Milazzo, per scriverla giusta: Azienda Agricola G. Milazzo in occasione dei 30 anni cambia le etichette grafiche ai suoi vini frizzanti, anzi mossi, come li definisce: il Bianco di Nera, il Rosé di Rosa e il Rosso di Nera.

La pandemia ha creato un fermo all’attività dell’azienda che opera solo nei canali HoReCa e non nella Gdo e che inoltre aveva trascurato la vendita diretta online.

In questi anni Milazzo è la cantina siciliana dei record:

  • la più medagliata d’Italia ai 4 concorsi internazionali di prestigio cui partecipa da oltre 20 anni (Concours Mondial de Bruxelles, Challenge International du Vin a Bordeaux, 5 Star Wines del Vinitaly, Les Citadelles du Vin a Bordeaux).
  • pioniera nel campo della spumantistica, avendo realizzato nel 1974, la prima presa di spuma registrata in Sicilia.
  • la prima in Sicilia a lanciare un vino frizzante ottenuto non con addizione di anidride carbonica bensì con la più raffinata ed efficace “presa di spuma” in autoclave, quindi secondo il metodo Charmat, il Bianco di Nera.

Finalmente si riapre la ristorazione, si torna nei locali, si comincia a bere in socialità buoni vini, e come augurio e segnale di una ripresa i proprietari Giuseppina Milazzo e il marito Saverio Lo Leggio hanno pensato di modernizzare la veste grafica dei loro vini più giovanili, quelli più disinvolti, piacevoli, freschi, destinati ad un pubblico che vuole bere bene ma senza l’impegno di un grado alcolico elevato e di una struttura notevole, appunto i frizzanti  Bianco di Nera, Rosé di Rosa e il Rosso di Nera.

La vecchia etichetta

Presentato al mercato siciliano nel 1993, il Bianco di Nera non ha bisogno di presentazioni. Il vino frizzante più amato non solo dai siciliani, il più imitato dalle aziende concorrenti, vino che potrebbe tranquillamente essere l’oggetto di una tesi di laurea o di un saggio di settore, avendo rappresentato una novità totale nel panorama di trent’anni fa, e non avendo mai perso, da allora, la posizione dominante sul mercato, merito anche dell’azzeccatissimo nome.
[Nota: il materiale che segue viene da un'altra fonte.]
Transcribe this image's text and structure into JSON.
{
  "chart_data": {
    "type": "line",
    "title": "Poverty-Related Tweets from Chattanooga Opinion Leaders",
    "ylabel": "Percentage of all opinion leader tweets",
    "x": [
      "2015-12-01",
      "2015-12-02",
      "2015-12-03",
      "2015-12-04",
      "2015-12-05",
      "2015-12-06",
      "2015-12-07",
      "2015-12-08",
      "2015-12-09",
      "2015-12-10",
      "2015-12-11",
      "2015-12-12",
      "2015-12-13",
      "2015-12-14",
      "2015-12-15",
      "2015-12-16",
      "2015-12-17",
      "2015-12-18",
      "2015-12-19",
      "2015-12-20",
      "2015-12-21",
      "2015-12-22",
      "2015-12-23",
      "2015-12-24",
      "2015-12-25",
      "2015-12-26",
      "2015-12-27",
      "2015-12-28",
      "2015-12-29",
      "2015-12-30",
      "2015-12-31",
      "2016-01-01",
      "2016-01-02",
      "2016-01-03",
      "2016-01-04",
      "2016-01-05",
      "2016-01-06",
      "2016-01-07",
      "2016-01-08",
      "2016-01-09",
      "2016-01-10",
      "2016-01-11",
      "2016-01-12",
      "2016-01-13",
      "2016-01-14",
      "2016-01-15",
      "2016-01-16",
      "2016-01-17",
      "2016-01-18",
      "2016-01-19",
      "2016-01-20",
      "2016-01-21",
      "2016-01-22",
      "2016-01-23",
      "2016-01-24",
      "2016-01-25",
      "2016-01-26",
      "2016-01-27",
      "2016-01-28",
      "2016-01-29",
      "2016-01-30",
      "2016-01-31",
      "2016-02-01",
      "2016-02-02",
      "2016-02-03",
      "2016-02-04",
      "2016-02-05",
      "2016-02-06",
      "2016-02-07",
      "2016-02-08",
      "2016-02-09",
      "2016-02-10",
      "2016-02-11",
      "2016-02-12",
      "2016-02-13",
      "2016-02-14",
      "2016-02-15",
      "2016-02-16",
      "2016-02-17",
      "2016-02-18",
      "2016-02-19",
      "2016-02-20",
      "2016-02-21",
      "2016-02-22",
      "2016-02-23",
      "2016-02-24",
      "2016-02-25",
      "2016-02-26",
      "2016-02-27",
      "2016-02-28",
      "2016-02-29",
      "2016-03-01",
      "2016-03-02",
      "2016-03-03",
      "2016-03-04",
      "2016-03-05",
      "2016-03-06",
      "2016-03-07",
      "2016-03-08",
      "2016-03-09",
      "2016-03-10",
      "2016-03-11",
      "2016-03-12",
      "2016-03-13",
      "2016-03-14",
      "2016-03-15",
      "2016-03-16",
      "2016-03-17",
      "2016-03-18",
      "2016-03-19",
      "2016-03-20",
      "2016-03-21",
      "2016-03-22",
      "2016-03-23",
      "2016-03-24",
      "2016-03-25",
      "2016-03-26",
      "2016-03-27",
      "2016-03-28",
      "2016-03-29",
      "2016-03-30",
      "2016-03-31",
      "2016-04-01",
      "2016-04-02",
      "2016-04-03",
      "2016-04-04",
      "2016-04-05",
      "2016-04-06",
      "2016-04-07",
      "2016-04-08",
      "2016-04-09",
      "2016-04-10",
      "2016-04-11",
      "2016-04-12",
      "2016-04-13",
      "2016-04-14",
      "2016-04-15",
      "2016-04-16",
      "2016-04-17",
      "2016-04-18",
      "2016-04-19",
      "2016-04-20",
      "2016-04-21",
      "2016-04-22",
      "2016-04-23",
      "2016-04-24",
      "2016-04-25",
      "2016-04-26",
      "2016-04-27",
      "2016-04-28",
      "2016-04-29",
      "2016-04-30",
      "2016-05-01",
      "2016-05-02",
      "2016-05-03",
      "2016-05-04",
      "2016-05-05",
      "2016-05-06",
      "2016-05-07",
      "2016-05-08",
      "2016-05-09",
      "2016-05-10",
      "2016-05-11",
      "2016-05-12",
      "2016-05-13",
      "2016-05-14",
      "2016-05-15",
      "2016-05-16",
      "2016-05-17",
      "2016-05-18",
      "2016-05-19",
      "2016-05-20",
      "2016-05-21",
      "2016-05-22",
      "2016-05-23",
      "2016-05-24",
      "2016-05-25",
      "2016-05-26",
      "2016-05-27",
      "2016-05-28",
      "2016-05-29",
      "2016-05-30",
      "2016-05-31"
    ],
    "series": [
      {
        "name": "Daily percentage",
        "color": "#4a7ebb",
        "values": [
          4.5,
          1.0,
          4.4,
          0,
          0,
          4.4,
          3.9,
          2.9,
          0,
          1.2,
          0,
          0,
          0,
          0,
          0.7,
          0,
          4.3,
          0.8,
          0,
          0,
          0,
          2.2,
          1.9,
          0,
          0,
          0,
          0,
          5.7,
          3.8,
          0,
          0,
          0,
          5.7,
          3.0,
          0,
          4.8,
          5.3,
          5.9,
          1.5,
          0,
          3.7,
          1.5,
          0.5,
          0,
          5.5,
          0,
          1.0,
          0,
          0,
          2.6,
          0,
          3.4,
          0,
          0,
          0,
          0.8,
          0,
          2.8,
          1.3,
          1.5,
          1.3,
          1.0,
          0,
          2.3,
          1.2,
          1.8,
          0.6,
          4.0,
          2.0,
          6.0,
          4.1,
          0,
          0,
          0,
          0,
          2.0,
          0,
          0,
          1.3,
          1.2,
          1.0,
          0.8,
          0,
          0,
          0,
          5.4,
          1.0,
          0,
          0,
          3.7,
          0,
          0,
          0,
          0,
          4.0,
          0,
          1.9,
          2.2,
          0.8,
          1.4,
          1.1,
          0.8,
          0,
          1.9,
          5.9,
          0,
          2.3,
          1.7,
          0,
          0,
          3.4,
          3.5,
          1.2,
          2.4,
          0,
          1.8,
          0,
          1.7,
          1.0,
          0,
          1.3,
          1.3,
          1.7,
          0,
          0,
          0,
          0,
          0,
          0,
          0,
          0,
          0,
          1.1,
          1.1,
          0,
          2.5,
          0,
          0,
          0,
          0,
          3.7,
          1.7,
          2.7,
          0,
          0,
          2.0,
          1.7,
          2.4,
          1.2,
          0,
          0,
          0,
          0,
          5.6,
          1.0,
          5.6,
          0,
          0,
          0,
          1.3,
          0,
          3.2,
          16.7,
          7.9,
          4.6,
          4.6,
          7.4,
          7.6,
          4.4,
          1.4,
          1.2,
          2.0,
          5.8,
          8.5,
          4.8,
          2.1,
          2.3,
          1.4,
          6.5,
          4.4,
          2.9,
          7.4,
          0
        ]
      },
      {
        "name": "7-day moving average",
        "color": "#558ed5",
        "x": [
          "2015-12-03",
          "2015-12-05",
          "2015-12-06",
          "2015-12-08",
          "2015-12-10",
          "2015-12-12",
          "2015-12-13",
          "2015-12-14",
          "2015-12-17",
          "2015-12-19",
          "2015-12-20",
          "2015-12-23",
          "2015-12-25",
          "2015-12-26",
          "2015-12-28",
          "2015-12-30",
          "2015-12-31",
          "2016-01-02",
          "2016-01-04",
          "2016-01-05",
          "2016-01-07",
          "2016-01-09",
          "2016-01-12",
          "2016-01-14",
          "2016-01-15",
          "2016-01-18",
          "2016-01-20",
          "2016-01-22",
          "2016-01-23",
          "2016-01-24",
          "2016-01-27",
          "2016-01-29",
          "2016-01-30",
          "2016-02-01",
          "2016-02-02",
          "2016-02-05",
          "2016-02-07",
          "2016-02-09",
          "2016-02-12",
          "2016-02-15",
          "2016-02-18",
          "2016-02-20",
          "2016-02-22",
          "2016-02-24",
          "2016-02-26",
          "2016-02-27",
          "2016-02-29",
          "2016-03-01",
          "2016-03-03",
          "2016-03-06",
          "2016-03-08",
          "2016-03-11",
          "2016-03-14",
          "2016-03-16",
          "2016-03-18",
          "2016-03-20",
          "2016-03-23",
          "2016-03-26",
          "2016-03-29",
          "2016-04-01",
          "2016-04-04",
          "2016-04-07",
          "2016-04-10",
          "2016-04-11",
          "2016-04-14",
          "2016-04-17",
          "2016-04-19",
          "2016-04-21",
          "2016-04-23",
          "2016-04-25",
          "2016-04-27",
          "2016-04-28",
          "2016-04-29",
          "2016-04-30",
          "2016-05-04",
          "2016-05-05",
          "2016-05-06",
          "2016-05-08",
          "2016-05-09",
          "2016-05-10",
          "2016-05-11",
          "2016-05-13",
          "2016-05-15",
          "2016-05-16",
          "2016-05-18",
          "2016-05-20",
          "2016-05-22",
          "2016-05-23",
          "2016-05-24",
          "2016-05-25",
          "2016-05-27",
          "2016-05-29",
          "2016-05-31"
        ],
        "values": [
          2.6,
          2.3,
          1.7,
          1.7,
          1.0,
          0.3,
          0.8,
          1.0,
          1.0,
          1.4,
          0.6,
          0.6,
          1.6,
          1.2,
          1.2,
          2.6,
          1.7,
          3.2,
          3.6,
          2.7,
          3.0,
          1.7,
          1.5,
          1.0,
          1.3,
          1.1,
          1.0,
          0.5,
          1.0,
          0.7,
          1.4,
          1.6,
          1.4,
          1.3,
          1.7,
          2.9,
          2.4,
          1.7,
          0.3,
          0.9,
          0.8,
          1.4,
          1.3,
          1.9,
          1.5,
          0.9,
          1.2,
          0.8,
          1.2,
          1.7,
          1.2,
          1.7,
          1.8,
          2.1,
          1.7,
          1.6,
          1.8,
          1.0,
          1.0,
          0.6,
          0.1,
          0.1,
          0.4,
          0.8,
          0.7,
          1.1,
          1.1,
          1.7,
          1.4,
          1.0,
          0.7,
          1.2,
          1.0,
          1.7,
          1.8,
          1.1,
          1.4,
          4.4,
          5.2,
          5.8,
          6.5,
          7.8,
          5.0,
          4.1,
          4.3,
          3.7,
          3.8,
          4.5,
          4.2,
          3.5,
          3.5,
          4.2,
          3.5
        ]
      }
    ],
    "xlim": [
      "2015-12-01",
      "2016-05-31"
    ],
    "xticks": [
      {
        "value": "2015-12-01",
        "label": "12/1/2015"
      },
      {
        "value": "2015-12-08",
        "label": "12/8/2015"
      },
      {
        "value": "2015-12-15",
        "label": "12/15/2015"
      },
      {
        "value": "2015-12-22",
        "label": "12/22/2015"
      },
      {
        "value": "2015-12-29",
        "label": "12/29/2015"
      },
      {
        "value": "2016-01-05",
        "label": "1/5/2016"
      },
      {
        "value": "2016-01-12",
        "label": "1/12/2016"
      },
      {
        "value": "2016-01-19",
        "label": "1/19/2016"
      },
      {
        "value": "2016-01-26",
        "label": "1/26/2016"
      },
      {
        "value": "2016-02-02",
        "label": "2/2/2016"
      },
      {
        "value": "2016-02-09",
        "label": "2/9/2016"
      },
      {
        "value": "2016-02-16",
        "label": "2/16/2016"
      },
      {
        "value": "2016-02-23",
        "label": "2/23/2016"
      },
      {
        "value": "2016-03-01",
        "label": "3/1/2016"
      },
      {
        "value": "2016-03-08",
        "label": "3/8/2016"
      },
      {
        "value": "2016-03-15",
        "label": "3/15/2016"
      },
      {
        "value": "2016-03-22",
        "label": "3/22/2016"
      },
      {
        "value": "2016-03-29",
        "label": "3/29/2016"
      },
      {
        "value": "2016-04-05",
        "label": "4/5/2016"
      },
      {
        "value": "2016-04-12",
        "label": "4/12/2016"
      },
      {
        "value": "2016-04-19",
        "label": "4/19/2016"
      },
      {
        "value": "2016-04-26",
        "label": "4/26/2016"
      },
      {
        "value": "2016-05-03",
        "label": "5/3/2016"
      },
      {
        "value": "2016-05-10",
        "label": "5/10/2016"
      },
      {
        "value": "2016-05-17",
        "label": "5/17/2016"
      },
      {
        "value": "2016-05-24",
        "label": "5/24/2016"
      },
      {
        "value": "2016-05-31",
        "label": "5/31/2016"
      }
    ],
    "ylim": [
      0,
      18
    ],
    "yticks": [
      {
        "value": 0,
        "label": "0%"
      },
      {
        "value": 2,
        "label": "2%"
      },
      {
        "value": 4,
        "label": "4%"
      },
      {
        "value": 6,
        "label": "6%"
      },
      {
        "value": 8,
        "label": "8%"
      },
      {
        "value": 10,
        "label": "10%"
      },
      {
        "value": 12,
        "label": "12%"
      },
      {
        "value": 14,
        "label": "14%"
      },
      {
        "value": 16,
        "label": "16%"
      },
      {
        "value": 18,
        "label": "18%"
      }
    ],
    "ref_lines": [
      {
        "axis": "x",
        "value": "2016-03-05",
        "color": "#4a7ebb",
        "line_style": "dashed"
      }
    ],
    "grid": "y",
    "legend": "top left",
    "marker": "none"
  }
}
Metodo Martinotti o Charmat (corto, la seconda fermentazione in autoclave dura circa due settimane), blend da uve di Nerello Cappuccio vinificate in bianco, Chardonnay e Inzolia, il Bianco di Nera rappresentò, per il mercato dell’isola degli anni ’90, una novità assoluta: primo vino frizzante siciliano, primo vino ottenuto da uve a bacca rossa senza contatto con le bucce.

Al Bianco di Nera seguì nel 1996 il Rosé di Rosa da particolari selezioni di un antico biotipo di Nero d’Avola localmente detto Inzolia Rosa, infine nel 2009 si è chiusa la trilogia col Rosso di Nera da Nero d’Avola.

L’etichetta era rimasta un po’ vintage, diciamo” scherza Saverio Lo Leggio “era giunto il momento di dargli una nuova immagine”. Create dal designer veneto Maurizio Armellin, le nuove etichette risultano briose ed accattivanti, un cambio di immagine che sta riscuotendo successo e che si fa anche veicolo di quello che è uno dei pilastri dell’identità di Milazzo: il lavoro nel vigneto. Guardando le etichette con attenzione, infatti, si individueranno le linee stilizzate che disegnano i filari, i tralci e la presenza del vignaiolo. “La scelta del biologico e l’impegno per la tutela del territorio” conferma Lo Leggio “implicano un lavoro costante e quotidiano nel vigneto: il buon vino si fa in campagna ed è lì che ci troverete tutti i 365 giorni dell’anno…festivi esclusi”.

Le nuove etichette

“Questo nuovo look vuole essere prima di tutto un omaggio a loro, ai ‘Bianco di Nera lovers, una comunità che ci esprime ogni giorno ammirazione e fiducia e a cui abbiamo voluto regalare un’etichetta più moderna, pop, al passo coi tempi ed esteticamente più vicina a quella che è la sua fascia di mercato: i giovani. – ci racconta Giuseppina Milazzo – Vuole poi essere un modo anche per celebrare i trent’anni di presenza sul mercato”.